Resource estimation and uncertainty

Documents transparent weight, adapter, workspace, state, orchestration, and cache formulas together with uncertainty, sensitivity, and replacement by measured evidence.

Research
Last verified
Not verified
Updated
Reading time
1 minutes

Documents transparent weight, adapter, workspace, state, orchestration, and cache formulas together with uncertainty, sensitivity, and replacement by measured evidence.

Architecture guide: this topic defines a modular tiny-model planning contract. It does not claim that model artifacts exist, are compatible, or execute on this WordPress site.

Estimate components

  • Downloaded and cached weight bytes.
  • Resident base, expert, and adapter weights.
  • Tokenizer and metadata.
  • Activations, scratch workspace, and staging buffers.
  • Context and KV state.
  • GPU duplication or transcoding.
  • Orchestration, worker, and UI overhead.

Uncertainty

Publish low, central, and high estimates or sensitivity ranges when exact architecture data is unavailable. A single precise-looking number can conceal larger uncertainty than the differences between plans.

Promotion rule

Replace planning factors with measured values from the exact browser, implementation revision, artifact, context, and workload before changing a result to Observed.

Scope

This starter page defines the questions, boundaries, evidence, and failure modes that should be recorded before a capability is presented as supported.
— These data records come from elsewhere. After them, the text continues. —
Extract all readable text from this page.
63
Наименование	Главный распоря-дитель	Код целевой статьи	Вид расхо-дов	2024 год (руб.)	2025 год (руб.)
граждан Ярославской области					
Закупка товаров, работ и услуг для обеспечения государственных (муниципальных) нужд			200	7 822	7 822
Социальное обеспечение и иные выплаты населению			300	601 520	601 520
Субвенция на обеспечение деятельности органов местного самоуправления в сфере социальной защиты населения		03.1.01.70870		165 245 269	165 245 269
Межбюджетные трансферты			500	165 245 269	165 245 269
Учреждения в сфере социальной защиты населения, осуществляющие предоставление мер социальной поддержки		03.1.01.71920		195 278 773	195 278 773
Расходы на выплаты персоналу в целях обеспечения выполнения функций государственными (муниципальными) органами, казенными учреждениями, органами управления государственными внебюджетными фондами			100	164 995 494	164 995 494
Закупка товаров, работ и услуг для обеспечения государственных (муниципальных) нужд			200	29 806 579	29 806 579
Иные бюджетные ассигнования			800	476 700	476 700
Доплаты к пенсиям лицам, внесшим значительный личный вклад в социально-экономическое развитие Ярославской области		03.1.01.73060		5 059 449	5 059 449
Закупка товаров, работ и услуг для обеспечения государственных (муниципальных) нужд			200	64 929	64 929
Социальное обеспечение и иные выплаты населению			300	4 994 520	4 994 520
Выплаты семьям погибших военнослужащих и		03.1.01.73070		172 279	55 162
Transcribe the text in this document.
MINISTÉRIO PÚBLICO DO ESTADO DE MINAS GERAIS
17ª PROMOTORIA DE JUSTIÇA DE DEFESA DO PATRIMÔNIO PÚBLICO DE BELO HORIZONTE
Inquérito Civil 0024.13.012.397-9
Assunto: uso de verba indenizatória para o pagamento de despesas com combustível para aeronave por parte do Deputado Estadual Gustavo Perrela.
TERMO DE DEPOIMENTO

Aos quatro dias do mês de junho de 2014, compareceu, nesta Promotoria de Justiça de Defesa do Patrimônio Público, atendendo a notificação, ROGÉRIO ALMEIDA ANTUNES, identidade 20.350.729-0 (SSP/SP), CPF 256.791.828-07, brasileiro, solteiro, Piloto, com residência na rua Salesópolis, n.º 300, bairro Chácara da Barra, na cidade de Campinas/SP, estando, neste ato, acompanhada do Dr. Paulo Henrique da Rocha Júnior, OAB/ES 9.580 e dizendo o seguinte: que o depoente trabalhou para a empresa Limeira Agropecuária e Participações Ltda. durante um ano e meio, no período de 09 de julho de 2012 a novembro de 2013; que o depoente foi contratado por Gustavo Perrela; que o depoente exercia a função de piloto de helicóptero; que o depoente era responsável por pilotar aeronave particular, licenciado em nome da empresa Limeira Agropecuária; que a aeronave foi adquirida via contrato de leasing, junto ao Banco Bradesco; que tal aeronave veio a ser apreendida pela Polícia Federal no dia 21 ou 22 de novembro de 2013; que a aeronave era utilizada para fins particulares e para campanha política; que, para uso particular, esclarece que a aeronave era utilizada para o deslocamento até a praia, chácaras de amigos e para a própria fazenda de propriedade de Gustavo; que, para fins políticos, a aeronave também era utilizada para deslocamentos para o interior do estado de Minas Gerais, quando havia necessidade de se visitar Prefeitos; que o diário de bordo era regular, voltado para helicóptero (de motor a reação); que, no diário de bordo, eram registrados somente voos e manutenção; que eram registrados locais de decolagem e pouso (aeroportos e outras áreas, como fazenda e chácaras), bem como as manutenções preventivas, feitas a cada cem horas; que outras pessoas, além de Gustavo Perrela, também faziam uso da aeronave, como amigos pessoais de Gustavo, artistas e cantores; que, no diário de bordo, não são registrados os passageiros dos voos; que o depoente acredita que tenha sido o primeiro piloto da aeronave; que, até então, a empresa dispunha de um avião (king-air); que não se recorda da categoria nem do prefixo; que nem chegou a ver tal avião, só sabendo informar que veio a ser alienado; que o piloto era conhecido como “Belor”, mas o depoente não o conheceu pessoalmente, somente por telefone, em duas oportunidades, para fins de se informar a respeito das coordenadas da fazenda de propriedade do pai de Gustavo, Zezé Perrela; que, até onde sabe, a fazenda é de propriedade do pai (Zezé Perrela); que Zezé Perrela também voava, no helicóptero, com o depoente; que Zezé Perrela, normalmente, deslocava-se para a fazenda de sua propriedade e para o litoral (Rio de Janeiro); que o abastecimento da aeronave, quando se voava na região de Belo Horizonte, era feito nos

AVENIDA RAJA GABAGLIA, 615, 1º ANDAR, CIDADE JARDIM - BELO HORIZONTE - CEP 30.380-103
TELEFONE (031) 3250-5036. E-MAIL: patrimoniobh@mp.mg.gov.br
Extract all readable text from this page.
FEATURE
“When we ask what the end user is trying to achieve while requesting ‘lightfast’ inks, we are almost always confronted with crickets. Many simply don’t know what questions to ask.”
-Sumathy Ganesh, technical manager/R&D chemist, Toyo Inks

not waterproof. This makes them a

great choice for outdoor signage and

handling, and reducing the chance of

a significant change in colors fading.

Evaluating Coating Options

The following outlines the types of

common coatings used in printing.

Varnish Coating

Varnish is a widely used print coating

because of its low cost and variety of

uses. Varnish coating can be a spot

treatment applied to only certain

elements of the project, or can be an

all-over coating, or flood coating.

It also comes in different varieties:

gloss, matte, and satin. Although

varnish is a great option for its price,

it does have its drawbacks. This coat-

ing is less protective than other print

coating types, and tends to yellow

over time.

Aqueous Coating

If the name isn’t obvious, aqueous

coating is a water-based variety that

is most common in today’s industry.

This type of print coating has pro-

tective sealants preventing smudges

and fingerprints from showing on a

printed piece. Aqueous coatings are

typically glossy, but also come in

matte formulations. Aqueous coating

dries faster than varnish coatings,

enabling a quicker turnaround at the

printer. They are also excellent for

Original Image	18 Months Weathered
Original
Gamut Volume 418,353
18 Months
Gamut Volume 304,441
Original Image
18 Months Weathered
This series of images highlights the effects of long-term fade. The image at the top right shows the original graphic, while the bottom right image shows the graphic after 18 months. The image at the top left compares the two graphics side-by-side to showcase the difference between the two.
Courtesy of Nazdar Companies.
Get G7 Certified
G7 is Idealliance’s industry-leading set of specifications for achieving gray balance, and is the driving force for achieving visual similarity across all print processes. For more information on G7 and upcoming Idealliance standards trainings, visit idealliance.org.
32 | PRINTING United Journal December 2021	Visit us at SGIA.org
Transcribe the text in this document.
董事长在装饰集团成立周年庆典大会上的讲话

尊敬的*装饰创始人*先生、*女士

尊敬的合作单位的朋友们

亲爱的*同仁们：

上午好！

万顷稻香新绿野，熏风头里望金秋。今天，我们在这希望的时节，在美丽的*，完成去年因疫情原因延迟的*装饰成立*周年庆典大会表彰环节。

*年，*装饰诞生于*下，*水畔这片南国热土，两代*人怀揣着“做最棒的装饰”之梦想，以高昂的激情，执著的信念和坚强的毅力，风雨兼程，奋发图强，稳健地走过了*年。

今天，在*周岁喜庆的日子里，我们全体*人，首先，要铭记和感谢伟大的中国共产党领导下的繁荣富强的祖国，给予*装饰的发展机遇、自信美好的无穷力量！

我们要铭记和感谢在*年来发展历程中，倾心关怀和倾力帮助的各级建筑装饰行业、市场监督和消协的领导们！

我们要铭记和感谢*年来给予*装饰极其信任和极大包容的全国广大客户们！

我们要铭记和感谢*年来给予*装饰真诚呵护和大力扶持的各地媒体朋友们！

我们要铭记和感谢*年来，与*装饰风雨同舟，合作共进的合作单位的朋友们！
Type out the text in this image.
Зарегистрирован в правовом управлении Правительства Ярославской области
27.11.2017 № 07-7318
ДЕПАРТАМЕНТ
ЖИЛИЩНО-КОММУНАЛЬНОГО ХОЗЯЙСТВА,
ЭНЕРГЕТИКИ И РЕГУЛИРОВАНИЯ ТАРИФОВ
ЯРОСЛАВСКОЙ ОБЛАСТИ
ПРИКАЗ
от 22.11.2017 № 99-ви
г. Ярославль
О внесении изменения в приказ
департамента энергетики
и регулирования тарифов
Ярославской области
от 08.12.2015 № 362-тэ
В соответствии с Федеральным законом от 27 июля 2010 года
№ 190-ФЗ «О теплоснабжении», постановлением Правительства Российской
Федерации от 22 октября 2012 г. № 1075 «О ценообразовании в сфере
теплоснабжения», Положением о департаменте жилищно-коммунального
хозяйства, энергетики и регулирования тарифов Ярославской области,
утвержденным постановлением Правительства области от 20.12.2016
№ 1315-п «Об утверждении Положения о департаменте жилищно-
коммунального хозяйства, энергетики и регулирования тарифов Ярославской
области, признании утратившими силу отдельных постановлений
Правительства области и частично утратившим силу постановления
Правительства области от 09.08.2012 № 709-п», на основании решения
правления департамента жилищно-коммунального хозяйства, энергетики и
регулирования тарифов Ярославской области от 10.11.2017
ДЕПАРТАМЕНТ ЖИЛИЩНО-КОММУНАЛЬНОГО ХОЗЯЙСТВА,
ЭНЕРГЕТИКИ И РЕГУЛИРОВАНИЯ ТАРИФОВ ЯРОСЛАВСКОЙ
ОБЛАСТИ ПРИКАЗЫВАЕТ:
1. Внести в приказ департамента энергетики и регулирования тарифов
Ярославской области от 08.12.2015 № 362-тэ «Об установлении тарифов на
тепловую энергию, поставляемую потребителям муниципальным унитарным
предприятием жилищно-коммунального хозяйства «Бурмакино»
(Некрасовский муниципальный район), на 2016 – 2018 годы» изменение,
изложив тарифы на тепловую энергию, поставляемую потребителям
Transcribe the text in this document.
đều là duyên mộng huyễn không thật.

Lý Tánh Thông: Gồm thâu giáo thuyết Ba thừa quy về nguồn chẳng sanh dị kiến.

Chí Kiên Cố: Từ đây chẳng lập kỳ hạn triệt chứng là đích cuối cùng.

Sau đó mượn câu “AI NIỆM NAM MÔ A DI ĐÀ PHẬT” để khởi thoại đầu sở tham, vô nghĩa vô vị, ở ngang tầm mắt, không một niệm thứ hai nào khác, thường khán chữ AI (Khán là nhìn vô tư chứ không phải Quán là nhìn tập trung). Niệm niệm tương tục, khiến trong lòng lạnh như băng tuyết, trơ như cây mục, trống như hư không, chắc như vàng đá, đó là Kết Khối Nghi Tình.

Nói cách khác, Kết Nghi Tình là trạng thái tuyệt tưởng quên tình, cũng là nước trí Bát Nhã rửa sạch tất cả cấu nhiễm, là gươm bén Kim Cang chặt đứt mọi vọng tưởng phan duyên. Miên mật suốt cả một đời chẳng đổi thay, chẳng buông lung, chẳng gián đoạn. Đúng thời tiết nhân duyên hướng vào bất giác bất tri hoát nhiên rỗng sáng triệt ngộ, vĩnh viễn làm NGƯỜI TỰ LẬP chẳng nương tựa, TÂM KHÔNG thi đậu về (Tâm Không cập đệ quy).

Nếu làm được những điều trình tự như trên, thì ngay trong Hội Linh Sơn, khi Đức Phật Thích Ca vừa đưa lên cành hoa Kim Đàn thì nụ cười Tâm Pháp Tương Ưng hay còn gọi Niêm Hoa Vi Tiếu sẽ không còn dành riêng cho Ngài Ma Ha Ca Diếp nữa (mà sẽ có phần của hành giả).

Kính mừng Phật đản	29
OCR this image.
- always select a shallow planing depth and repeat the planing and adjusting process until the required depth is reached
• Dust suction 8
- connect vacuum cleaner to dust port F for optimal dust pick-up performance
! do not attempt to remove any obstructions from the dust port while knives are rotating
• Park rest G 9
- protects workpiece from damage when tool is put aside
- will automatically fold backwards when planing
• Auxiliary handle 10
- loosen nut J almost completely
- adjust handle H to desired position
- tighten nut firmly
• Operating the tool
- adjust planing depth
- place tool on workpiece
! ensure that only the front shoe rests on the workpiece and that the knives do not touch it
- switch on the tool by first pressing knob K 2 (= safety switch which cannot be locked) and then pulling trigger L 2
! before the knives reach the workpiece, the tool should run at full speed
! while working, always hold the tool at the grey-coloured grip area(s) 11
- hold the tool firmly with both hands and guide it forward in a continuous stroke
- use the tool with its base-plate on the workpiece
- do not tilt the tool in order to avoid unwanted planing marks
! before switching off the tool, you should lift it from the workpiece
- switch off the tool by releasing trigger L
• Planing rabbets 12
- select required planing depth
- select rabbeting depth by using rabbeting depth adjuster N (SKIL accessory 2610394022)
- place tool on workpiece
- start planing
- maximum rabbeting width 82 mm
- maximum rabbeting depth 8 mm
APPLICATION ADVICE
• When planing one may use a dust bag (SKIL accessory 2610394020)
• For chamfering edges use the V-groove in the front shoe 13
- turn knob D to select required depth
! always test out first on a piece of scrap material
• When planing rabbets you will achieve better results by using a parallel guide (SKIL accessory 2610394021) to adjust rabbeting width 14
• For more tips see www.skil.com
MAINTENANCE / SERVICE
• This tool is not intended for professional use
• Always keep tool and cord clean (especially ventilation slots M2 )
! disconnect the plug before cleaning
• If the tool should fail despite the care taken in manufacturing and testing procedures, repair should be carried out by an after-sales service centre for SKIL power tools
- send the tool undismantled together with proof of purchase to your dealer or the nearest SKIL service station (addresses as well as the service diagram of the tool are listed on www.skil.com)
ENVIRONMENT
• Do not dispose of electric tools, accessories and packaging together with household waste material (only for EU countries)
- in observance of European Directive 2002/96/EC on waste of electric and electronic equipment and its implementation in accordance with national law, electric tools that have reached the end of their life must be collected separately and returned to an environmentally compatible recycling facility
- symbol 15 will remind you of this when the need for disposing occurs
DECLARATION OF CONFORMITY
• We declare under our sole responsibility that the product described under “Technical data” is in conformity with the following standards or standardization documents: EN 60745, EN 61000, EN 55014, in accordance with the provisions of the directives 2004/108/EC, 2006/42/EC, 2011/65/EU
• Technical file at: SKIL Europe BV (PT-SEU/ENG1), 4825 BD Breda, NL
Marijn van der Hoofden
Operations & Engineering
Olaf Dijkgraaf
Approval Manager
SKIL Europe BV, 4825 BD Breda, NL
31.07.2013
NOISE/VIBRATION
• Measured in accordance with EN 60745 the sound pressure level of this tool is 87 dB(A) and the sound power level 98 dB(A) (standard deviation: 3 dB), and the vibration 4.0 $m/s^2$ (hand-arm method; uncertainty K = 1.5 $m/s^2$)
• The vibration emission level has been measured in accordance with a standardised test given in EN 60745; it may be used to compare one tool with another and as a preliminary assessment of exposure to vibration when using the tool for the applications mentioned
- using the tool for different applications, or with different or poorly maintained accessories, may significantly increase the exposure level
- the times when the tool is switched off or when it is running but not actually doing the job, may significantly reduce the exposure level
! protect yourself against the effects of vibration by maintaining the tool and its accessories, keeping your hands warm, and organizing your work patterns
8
Engineering considerations

  • Identify the source, version, target environment, and owner.
  • Separate observed values from estimates and externally reported values.
  • Record trade-offs, unsupported cases, and fallback behavior.
  • Link performance statements to a compatible benchmark methodology.

Verification questions

  • What exact artifact, revision, backend, and environment were reviewed?
  • Which assumptions could change the result?
  • Which data should be retained so another engineer can reproduce the conclusion?